Heston v. Horton, 115 F. Supp. 13 (W.D. Mo. 1953)
October 3, 1953
United States District Court W. D. Missouri, W. D.
Graham & Stipp, Carrollton, Mo., for plaintiff.
Robert J. Taylor, Trusty, Pugh & Green, Kansas City, Mo., for defendant.
REEVES, Chief Judge.
The motion to remand challenges the jurisdiction of the court by reason of failure of defendant to comply with the provisions of paragraph (b) Section 1446 Title 28 U.S.C.A. Said section prescribes the procedure for removal from a state to a national court. The paragraph under observation is as follows:
"(b) The petition for removal of a civil action or proceeding shall be filed within twenty days after the receipt by the defendant, through service or otherwise, of a copy of the initial pleading setting forth the claim for relief upon which such action or proceeding is based, * * *."
The petition for removal contains the following express recital:
"3. On July 15, 1953, defendant was served with a summons and a copy of petition in the aforesaid action through the Secretary of State."
The petition for removal was not filed until August 13, 1953. This was 29 days after the defendant was served with process. While the defendant does not question the service, but specifically acknowledges that the defendant was duly served on July 15, 1953, yet, it is interesting to note the statute in view of the very able opinion in Welker v.
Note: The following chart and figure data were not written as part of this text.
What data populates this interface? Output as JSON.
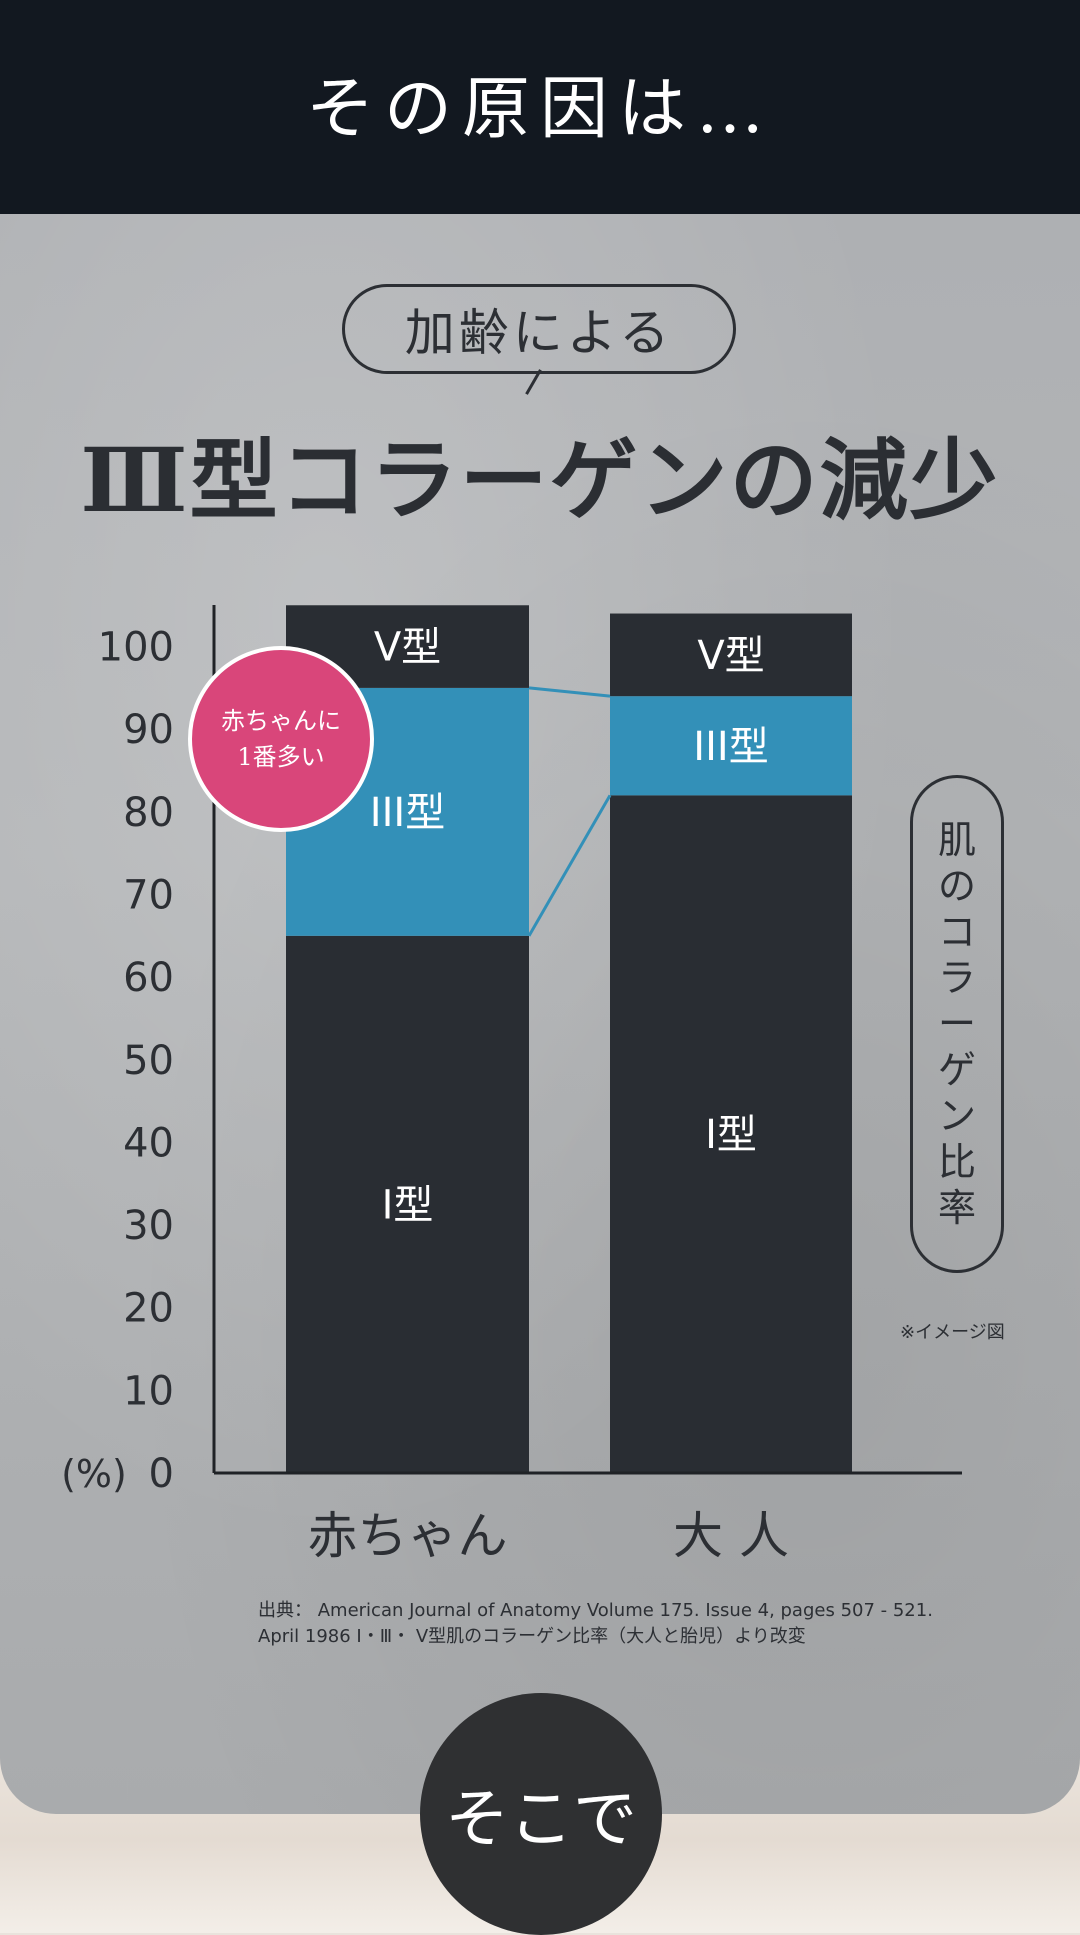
{
  "header": {
    "title": "その原因は…"
  },
  "pill": {
    "label": "加齢による"
  },
  "main_title": "Ⅲ型コラーゲンの減少",
  "side_label": [
    "肌",
    "の",
    "コ",
    "ラ",
    "ー",
    "ゲ",
    "ン",
    "比",
    "率"
  ],
  "note": "※イメージ図",
  "badge": {
    "line1": "赤ちゃんに",
    "line2": "1番多い"
  },
  "source": {
    "line1": "出典： American Journal of Anatomy Volume 175. Issue 4, pages 507 - 521.",
    "line2": "April 1986 Ⅰ・Ⅲ・ Ⅴ型肌のコラーゲン比率（大人と胎児）より改変"
  },
  "cta": {
    "label": "そこで"
  },
  "colors": {
    "type1": "#292d33",
    "type3": "#3390b8",
    "type5": "#292d33",
    "badge": "#d9467a"
  },
  "chart_data": {
    "type": "bar",
    "stacked": true,
    "categories": [
      "赤ちゃん",
      "大 人"
    ],
    "series": [
      {
        "name": "I型",
        "values": [
          65,
          82
        ]
      },
      {
        "name": "III型",
        "values": [
          30,
          12
        ]
      },
      {
        "name": "V型",
        "values": [
          10,
          10
        ]
      }
    ],
    "y_unit": "(%)",
    "yticks": [
      0,
      10,
      20,
      30,
      40,
      50,
      60,
      70,
      80,
      90,
      100
    ],
    "ylim": [
      0,
      106
    ],
    "grid": false
  }
}
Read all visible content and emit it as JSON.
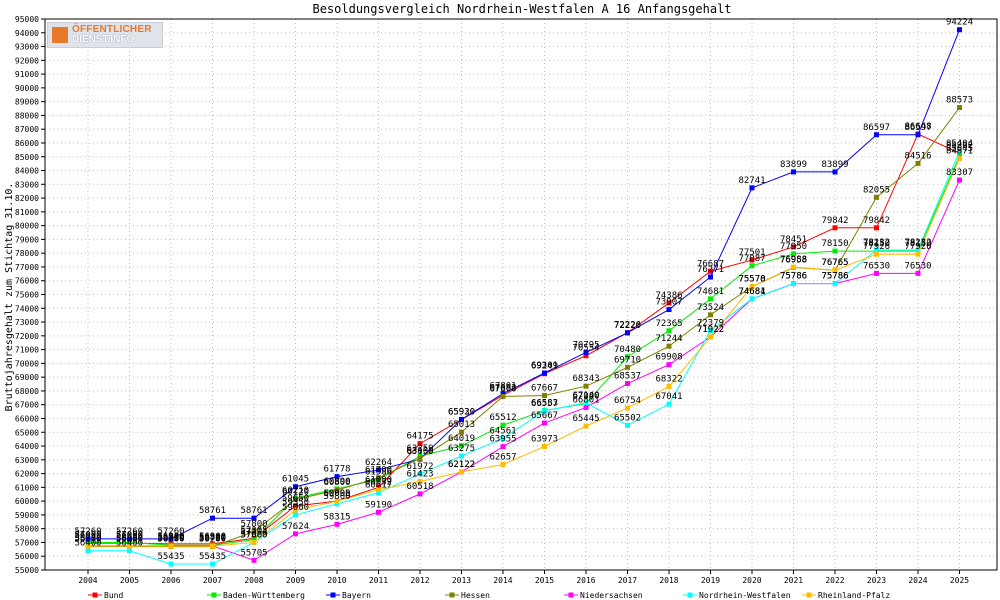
{
  "chart_data": {
    "type": "line",
    "title": "Besoldungsvergleich Nordrhein-Westfalen A 16 Anfangsgehalt",
    "ylabel": "Bruttojahresgehalt zum Stichtag 31.10.",
    "xlabel": "",
    "ylim": [
      55000,
      95000
    ],
    "ytick_step": 1000,
    "grid": true,
    "legend_position": "bottom",
    "x": [
      "2004",
      "2005",
      "2006",
      "2007",
      "2008",
      "2009",
      "2010",
      "2011",
      "2012",
      "2013",
      "2014",
      "2015",
      "2016",
      "2017",
      "2018",
      "2019",
      "2020",
      "2021",
      "2022",
      "2023",
      "2024",
      "2025"
    ],
    "series": [
      {
        "name": "Bund",
        "color": "#ff0000",
        "values": [
          56950,
          56950,
          56900,
          56900,
          57305,
          59650,
          60000,
          61000,
          64175,
          65920,
          67683,
          69249,
          70554,
          72226,
          74386,
          76687,
          77501,
          78451,
          79842,
          79842,
          86648,
          85262
        ]
      },
      {
        "name": "Baden-Württemberg",
        "color": "#00ee00",
        "values": [
          57000,
          57000,
          56800,
          56800,
          57204,
          60210,
          60890,
          61586,
          63259,
          64019,
          65512,
          66583,
          67080,
          70480,
          72365,
          74681,
          77087,
          77950,
          78150,
          78150,
          78150,
          85045
        ]
      },
      {
        "name": "Bayern",
        "color": "#0000ff",
        "values": [
          57260,
          57260,
          57260,
          58761,
          58761,
          61045,
          61778,
          62264,
          63050,
          65930,
          67801,
          69301,
          70795,
          72220,
          73907,
          76271,
          82741,
          83899,
          83899,
          86597,
          86597,
          94224
        ]
      },
      {
        "name": "Hessen",
        "color": "#808000",
        "values": [
          56700,
          56700,
          56700,
          56700,
          57800,
          60120,
          60800,
          61700,
          63100,
          65013,
          67600,
          67667,
          68343,
          69710,
          71244,
          73524,
          75570,
          76958,
          76765,
          82055,
          84516,
          88573
        ]
      },
      {
        "name": "Niedersachsen",
        "color": "#ff00ff",
        "values": [
          56750,
          56750,
          56750,
          56750,
          55705,
          57624,
          58315,
          59190,
          60518,
          62122,
          63955,
          65667,
          66801,
          68537,
          69908,
          71922,
          74681,
          75786,
          75786,
          76530,
          76530,
          83307
        ]
      },
      {
        "name": "Nordrhein-Westfalen",
        "color": "#00ffff",
        "values": [
          56400,
          56400,
          55435,
          55435,
          57000,
          59000,
          59800,
          60617,
          61972,
          63275,
          64561,
          66557,
          67140,
          65502,
          67041,
          72379,
          74684,
          75786,
          75786,
          78232,
          78232,
          85404
        ]
      },
      {
        "name": "Rheinland-Pfalz",
        "color": "#ffbb00",
        "values": [
          56730,
          56730,
          56730,
          56730,
          57000,
          59350,
          59995,
          60832,
          61423,
          62122,
          62657,
          63973,
          65445,
          66754,
          68322,
          71922,
          75578,
          76988,
          76765,
          77926,
          77926,
          84871
        ]
      }
    ]
  },
  "logo": {
    "line1": "ÖFFENTLICHER",
    "line2": "DIENST.INFO",
    "accent_color": "#e8782a"
  }
}
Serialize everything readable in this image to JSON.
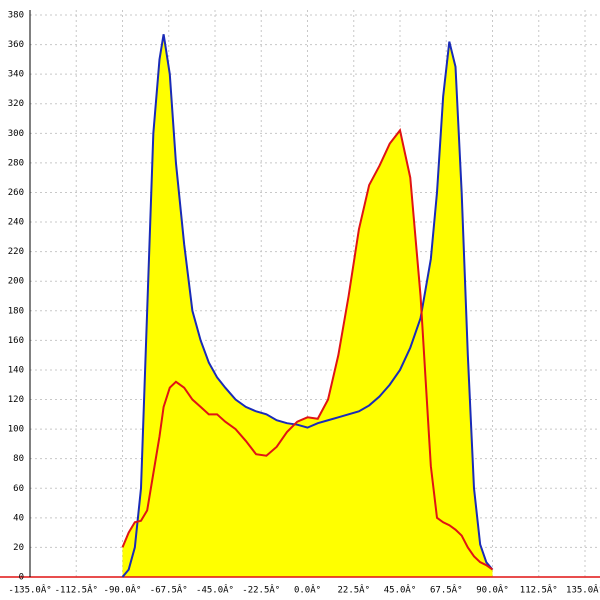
{
  "chart_data": {
    "type": "area",
    "grid": true,
    "x": [
      -90,
      -87,
      -84,
      -81,
      -78,
      -75,
      -72,
      -70,
      -67,
      -64,
      -60,
      -56,
      -52,
      -48,
      -44,
      -40,
      -35,
      -30,
      -25,
      -20,
      -15,
      -10,
      -5,
      0,
      5,
      10,
      15,
      20,
      25,
      30,
      35,
      40,
      45,
      50,
      55,
      60,
      63,
      66,
      69,
      72,
      75,
      78,
      81,
      84,
      87,
      90
    ],
    "series": [
      {
        "color": "#1a2bb8",
        "fill": "#ffff00",
        "values": [
          0,
          5,
          20,
          60,
          180,
          300,
          350,
          367,
          340,
          280,
          225,
          180,
          160,
          145,
          135,
          128,
          120,
          115,
          112,
          110,
          106,
          104,
          103,
          101,
          104,
          106,
          108,
          110,
          112,
          116,
          122,
          130,
          140,
          155,
          175,
          215,
          260,
          325,
          362,
          345,
          260,
          150,
          60,
          22,
          10,
          5
        ]
      },
      {
        "color": "#e01414",
        "fill": "#ffff00",
        "values": [
          20,
          30,
          37,
          38,
          45,
          70,
          95,
          115,
          128,
          132,
          128,
          120,
          115,
          110,
          110,
          105,
          100,
          92,
          83,
          82,
          88,
          98,
          105,
          108,
          107,
          120,
          150,
          190,
          235,
          265,
          278,
          293,
          302,
          270,
          190,
          75,
          40,
          37,
          35,
          32,
          28,
          20,
          14,
          10,
          8,
          5
        ]
      }
    ],
    "xlim": [
      -135,
      135
    ],
    "xticks": [
      {
        "value": -135,
        "label": "-135.0Â°"
      },
      {
        "value": -112.5,
        "label": "-112.5Â°"
      },
      {
        "value": -90,
        "label": "-90.0Â°"
      },
      {
        "value": -67.5,
        "label": "-67.5Â°"
      },
      {
        "value": -45,
        "label": "-45.0Â°"
      },
      {
        "value": -22.5,
        "label": "-22.5Â°"
      },
      {
        "value": 0,
        "label": "0.0Â°"
      },
      {
        "value": 22.5,
        "label": "22.5Â°"
      },
      {
        "value": 45,
        "label": "45.0Â°"
      },
      {
        "value": 67.5,
        "label": "67.5Â°"
      },
      {
        "value": 90,
        "label": "90.0Â°"
      },
      {
        "value": 112.5,
        "label": "112.5Â°"
      },
      {
        "value": 135,
        "label": "135.0Â°"
      }
    ],
    "ylim": [
      0,
      380
    ],
    "yticks": [
      0,
      20,
      40,
      60,
      80,
      100,
      120,
      140,
      160,
      180,
      200,
      220,
      240,
      260,
      280,
      300,
      320,
      340,
      360,
      380
    ]
  }
}
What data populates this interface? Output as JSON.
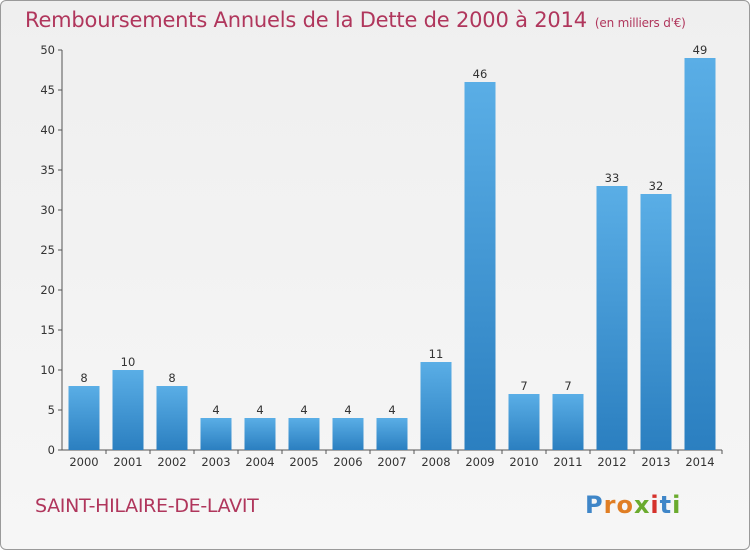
{
  "header": {
    "title": "Remboursements Annuels de la Dette de 2000 à 2014",
    "unit": "(en milliers d'€)"
  },
  "footer": {
    "commune": "SAINT-HILAIRE-DE-LAVIT",
    "logo": "Proxiti"
  },
  "colors": {
    "accent": "#b0365c",
    "bar_top": "#5aaee6",
    "bar_bottom": "#2b7fc0"
  },
  "chart_data": {
    "type": "bar",
    "categories": [
      "2000",
      "2001",
      "2002",
      "2003",
      "2004",
      "2005",
      "2006",
      "2007",
      "2008",
      "2009",
      "2010",
      "2011",
      "2012",
      "2013",
      "2014"
    ],
    "values": [
      8,
      10,
      8,
      4,
      4,
      4,
      4,
      4,
      11,
      46,
      7,
      7,
      33,
      32,
      49
    ],
    "ylim": [
      0,
      50
    ],
    "yticks": [
      0,
      5,
      10,
      15,
      20,
      25,
      30,
      35,
      40,
      45,
      50
    ],
    "grid": false,
    "data_labels": true
  }
}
Hefner, D.C., 97 F. Supp. 630. This opinion undertook to construe the removal statute in connection with the state statute relative to actions against nonresident motorists and the service of process upon them.
Section 506.210, RSMo 1949, V.A.M.S., specifically provides that the operation of an automobile on the highways of Missouri by a nonresident,
"* * * shall be deemed
"(1) An agreement by him that he will be subject to the jurisdiction of the courts of this state over all civil actions and proceedings against him by either a resident or nonresident plaintiff, for damages to person or property, including actions for death, growing or arising out of such use and operation; and
"(2) An appointment by such nonresident of the secretary of state *14 of Missouri as his lawful attorney and agent upon whom may be served all process in suits pertaining to such actions and proceedings;
"(3) An agreement by such nonresident that any process in any suit so served shall be of the same legal force and validity as if personally served on him in this state." (Emphasis mine.)
Section 506.240, RSMo 1949, V.A.M.S., provides that service of process as prescribed in the foregoing,
"* * * shall be made by delivering a copy of the summons, with a copy of the petition attached, together with a remittance of one dollar, to the secretary of state of Missouri at his office, or in his absence, to the chief clerk of the secretary of state, at his office, and such service shall be sufficient service upon such nonresident." (Emphasis mine.)
Quite clearly, under the Missouri law (and the national courts are bound by it) service of process is sufficient when accomplished in the manner prescribed by statute and as conceded by the removing defendant.
In the light of the above, the petition to remand should be sustained.